Disease-free survival
Incorporating data from 7 studies that offered aHRs pertinent to DFS, the outcomes of the meta-analysis unveiled a significant correlation.(11-14, 18, 19, 21) Specifically, the meta-analysis showcased that NTR was also notably linked to worse DFS (aHR 3.27, 95% CI 2.12 to 5.05; Figure 3) (I2 = 23.71%, p = 0.25; Figure 3).

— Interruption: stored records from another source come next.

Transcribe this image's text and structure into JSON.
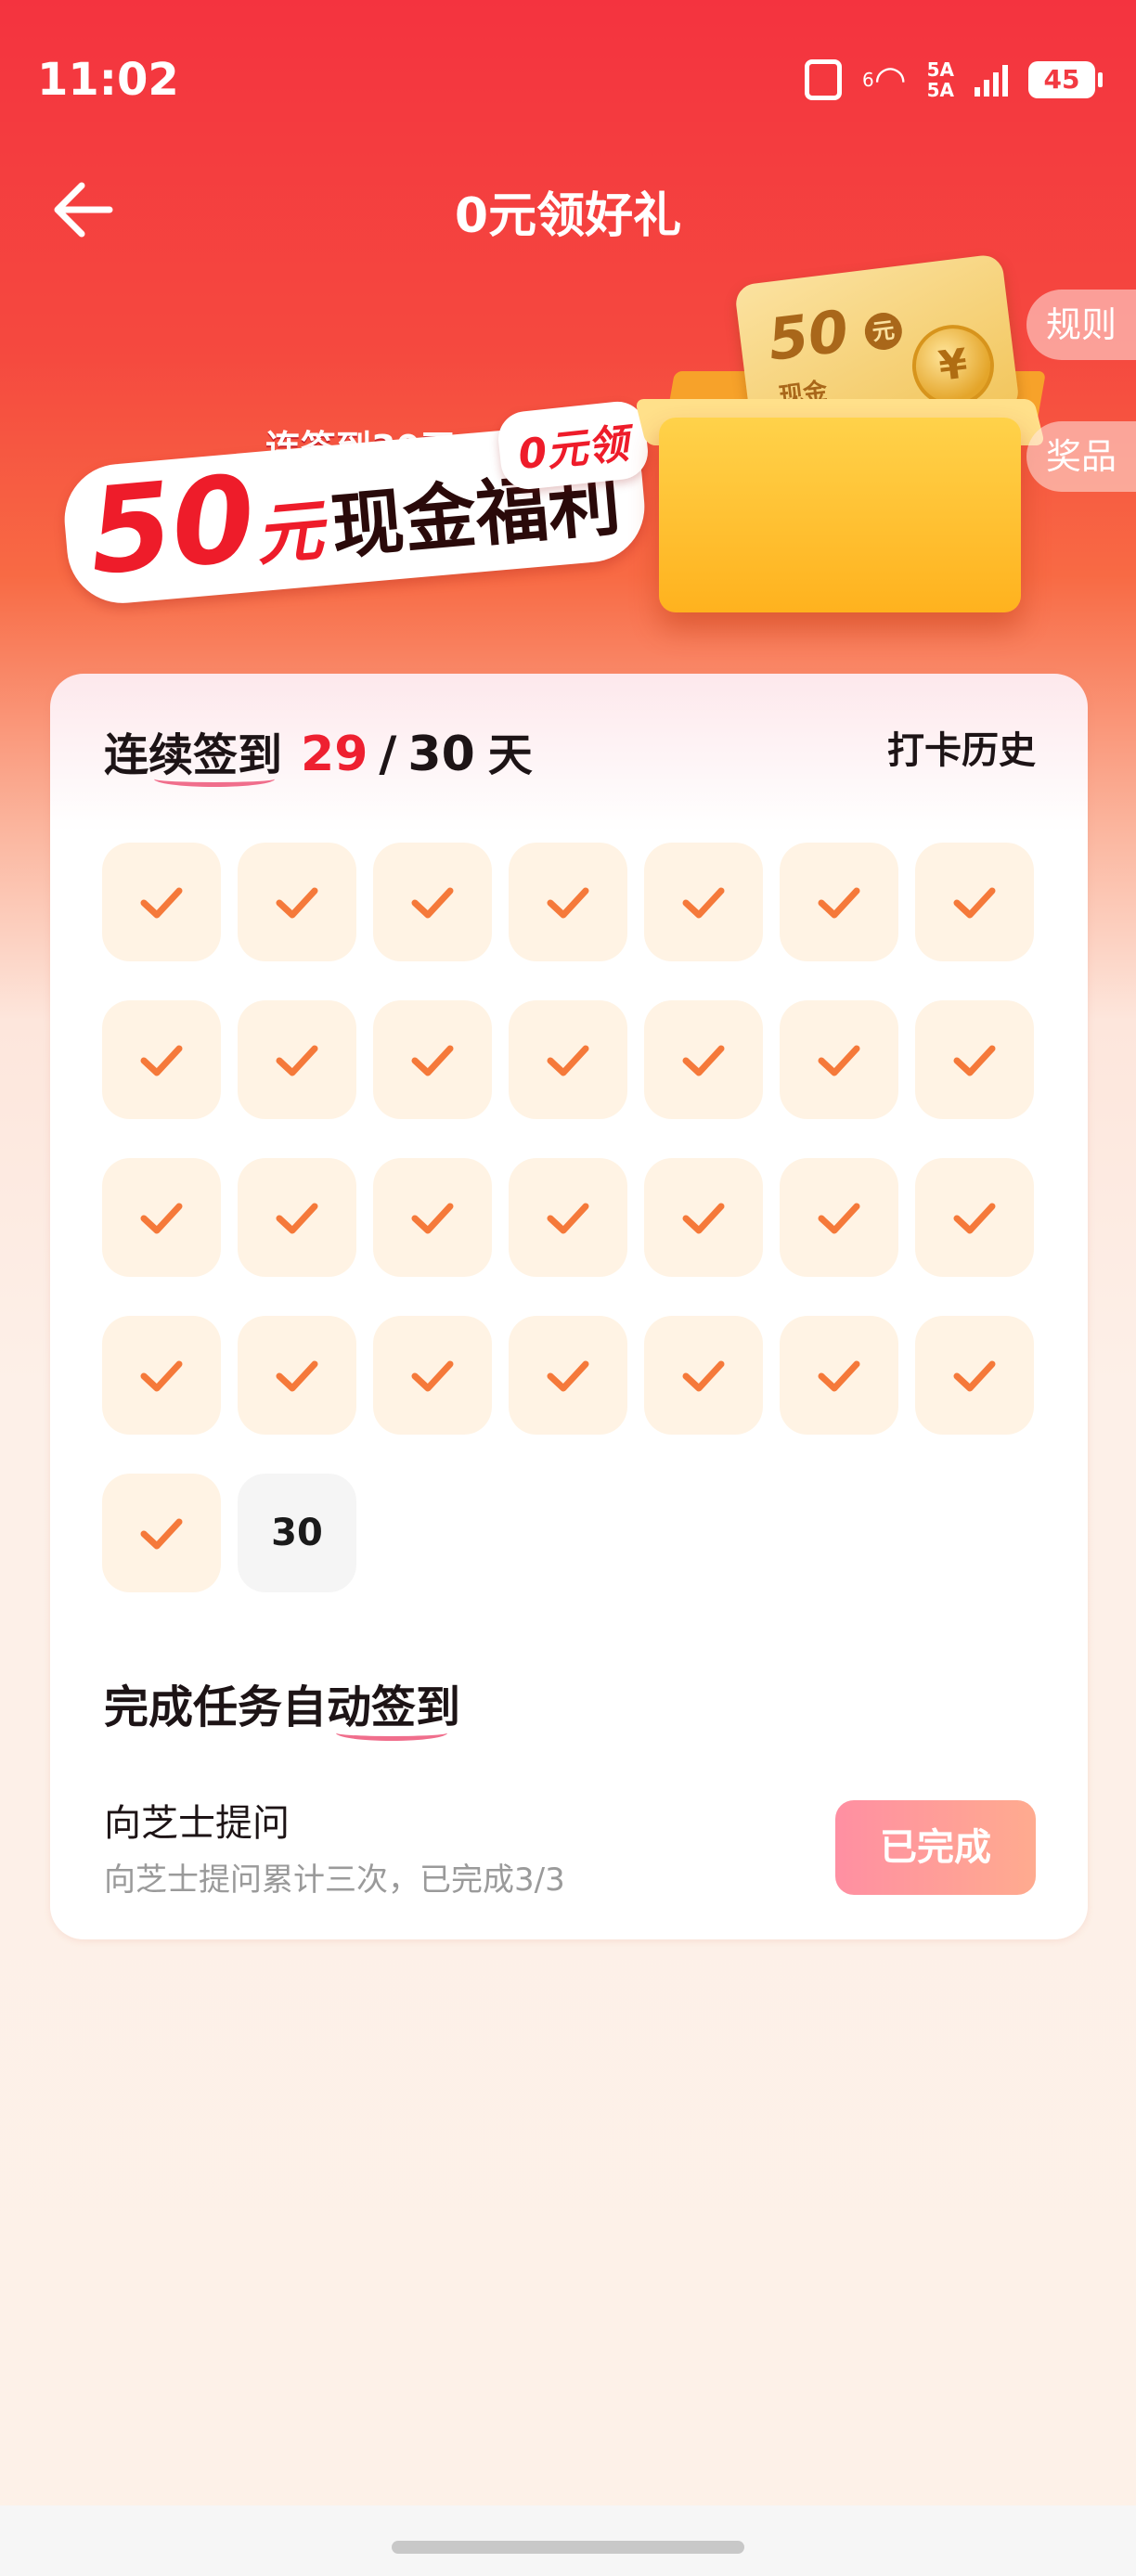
{
  "status_bar": {
    "time": "11:02",
    "network_label": "6",
    "signal_label_1": "5A",
    "signal_label_2": "5A",
    "battery": "45"
  },
  "header": {
    "title": "0元领好礼",
    "back_icon": "back-arrow-icon"
  },
  "hero": {
    "subtitle": "连签到30天",
    "amount": "50",
    "amount_unit": "元",
    "headline": "现金福利",
    "badge": "0元领",
    "card_amount": "50",
    "card_unit": "元",
    "card_label": "现金",
    "coin_symbol": "¥"
  },
  "side_tabs": {
    "rules": "规则",
    "prizes": "奖品"
  },
  "checkin": {
    "label": "连续签到",
    "current": "29",
    "separator": "/",
    "total": "30",
    "unit": "天",
    "history": "打卡历史",
    "pending_day": "30"
  },
  "tasks": {
    "section_title": "完成任务自动签到",
    "items": [
      {
        "name": "向芝士提问",
        "description": "向芝士提问累计三次，已完成3/3",
        "button": "已完成"
      }
    ]
  },
  "colors": {
    "brand_red": "#ee2030",
    "check_orange": "#f5793a",
    "done_button": "#ff9a9a"
  }
}
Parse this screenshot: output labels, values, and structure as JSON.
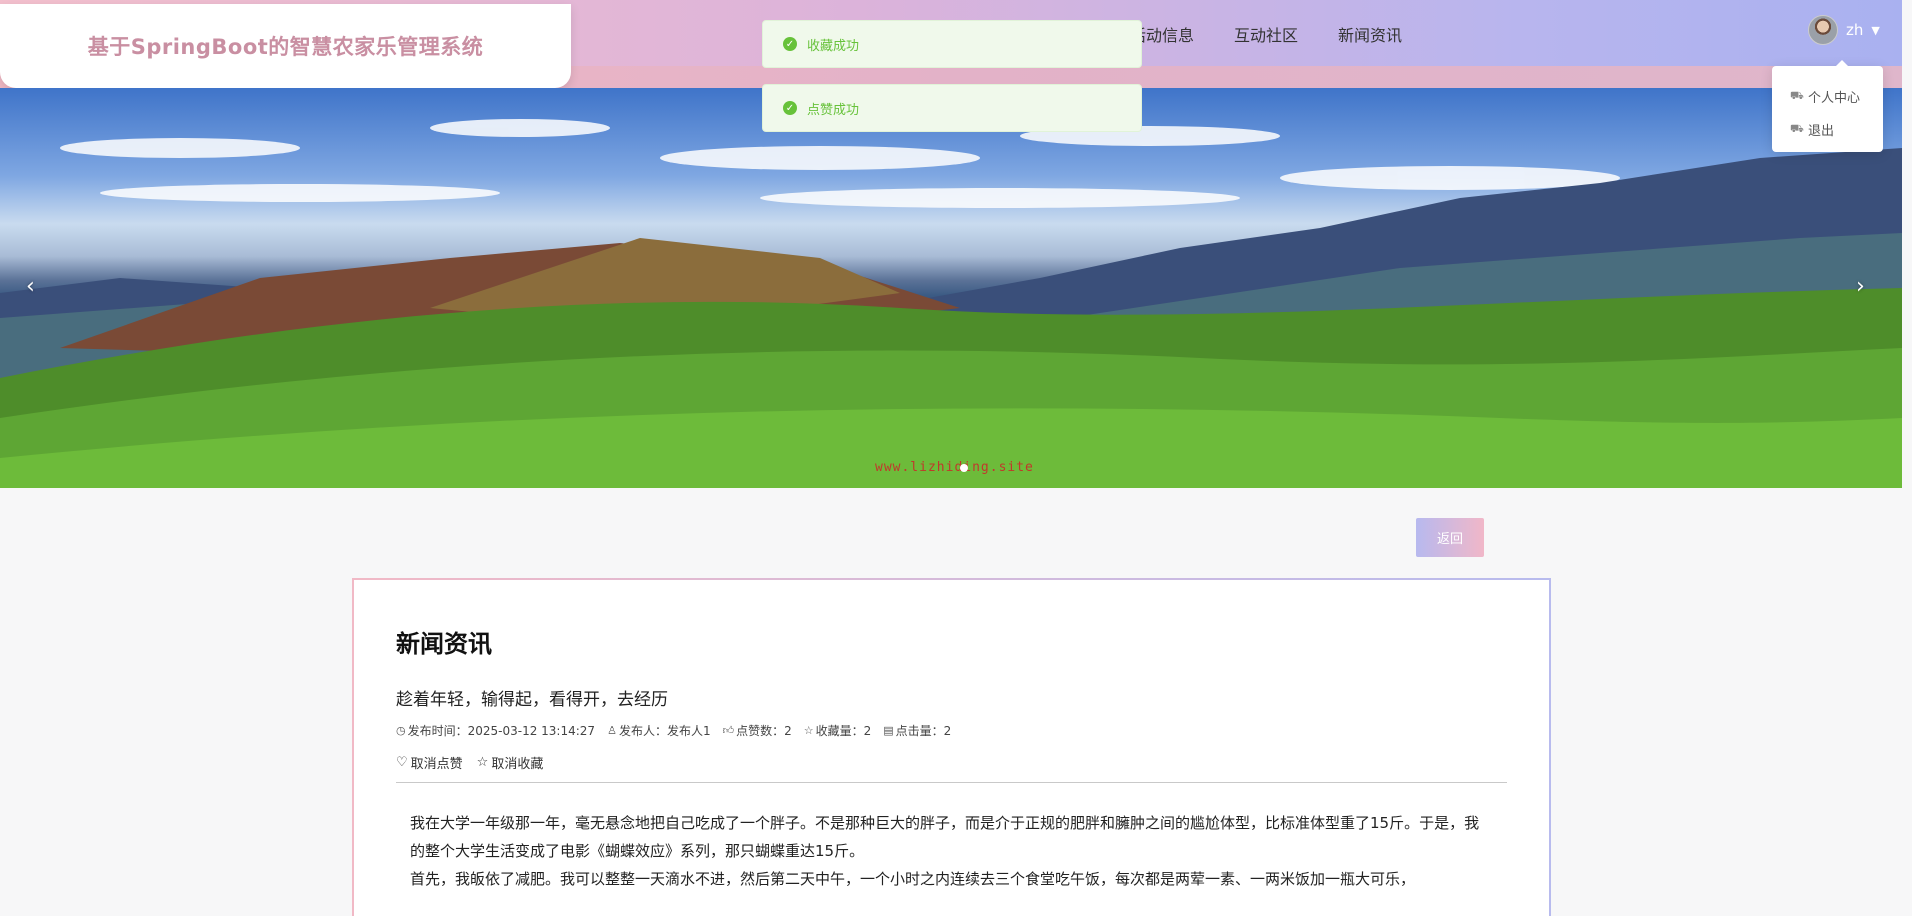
{
  "header": {
    "brand_title": "基于SpringBoot的智慧农家乐管理系统",
    "nav": [
      {
        "label": "活动信息"
      },
      {
        "label": "互动社区"
      },
      {
        "label": "新闻资讯"
      }
    ],
    "user": {
      "name": "zh"
    }
  },
  "user_menu": {
    "items": [
      {
        "label": "个人中心",
        "icon": "truck-icon"
      },
      {
        "label": "退出",
        "icon": "truck-icon"
      }
    ]
  },
  "notifications": [
    {
      "text": "收藏成功",
      "type": "success"
    },
    {
      "text": "点赞成功",
      "type": "success"
    }
  ],
  "banner": {
    "watermark": "www.lizhiding.site",
    "prev_icon": "chevron-left-icon",
    "next_icon": "chevron-right-icon"
  },
  "back_button": {
    "label": "返回"
  },
  "article": {
    "section_title": "新闻资讯",
    "title": "趁着年轻，输得起，看得开，去经历",
    "meta": {
      "publish_time": "发布时间：2025-03-12 13:14:27",
      "publisher": "发布人：发布人1",
      "likes": "点赞数：2",
      "favorites": "收藏量：2",
      "clicks": "点击量：2"
    },
    "actions": {
      "unlike": "取消点赞",
      "unfavorite": "取消收藏"
    },
    "paragraphs": [
      "我在大学一年级那一年，毫无悬念地把自己吃成了一个胖子。不是那种巨大的胖子，而是介于正规的肥胖和臃肿之间的尴尬体型，比标准体型重了15斤。于是，我的整个大学生活变成了电影《蝴蝶效应》系列，那只蝴蝶重达15斤。",
      "首先，我皈依了减肥。我可以整整一天滴水不进，然后第二天中午，一个小时之内连续去三个食堂吃午饭，每次都是两荤一素、一两米饭加一瓶大可乐，"
    ]
  },
  "colors": {
    "accent_pink": "#f1b7c8",
    "accent_lavender": "#b7b9ef",
    "brand_text": "#c98fa2",
    "success": "#67c23a"
  }
}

Distant metastasis-free survival
Incorporating data from five studies that provided aHRs relevant to DMFS, the outcomes of the meta-analysis revealed a significant and affirmative correlation.(15, 16, 20, 21, 25) Specifically, the meta-analysis demonstrated that NTR was notably linked to worse DMFS (aHR 2.07, 95% CI 1.55 to 2.78), with minimal heterogeneity (I2 = 0%, p = 0.62; Figure 4). While the overall heterogeneity was low, subgroup analyses were conducted to explore the impact of NTR in different tumor types. In studies focusing on patients with nasopharyngeal carcinoma, NTR was significantly associated with worse DMFS (aHR 2.21, 95% CI 1.48 to 3.30; Figure 4) with minimal heterogeneity (I2 = 0%, p = 0.51; Figure 4).(15, 21, 25)
Publication bias and Sensitivity Analysis
Funnel plots and Egger’s test were conducted to examine publication bias (Figure S2-S4). Publication bias existed in the analysis of OS (p = 0.001) DFS (p= 0.01). By the Trim and Fill test, three potential missing studies were found in the OS analysis, and the recalculated pooled HR for OS was 1.95 (95% CI: 1.36–2.79); two potential missing studies were identified in the analysis of DFS and the recalculated pooled HR was 3.09 (95% CI: 2.00, 4.77) (Figure S2-S4). The results of these tests indicated that publication bias did not influence the final results of the meta-analysis. The results of the sensitivity analysis showed that removing individual studies did not affect the results of the meta-analysis during the analysis of the relationship between NTR and OS, DFS, DMFS (Figure 5), indicating the reliability of our results.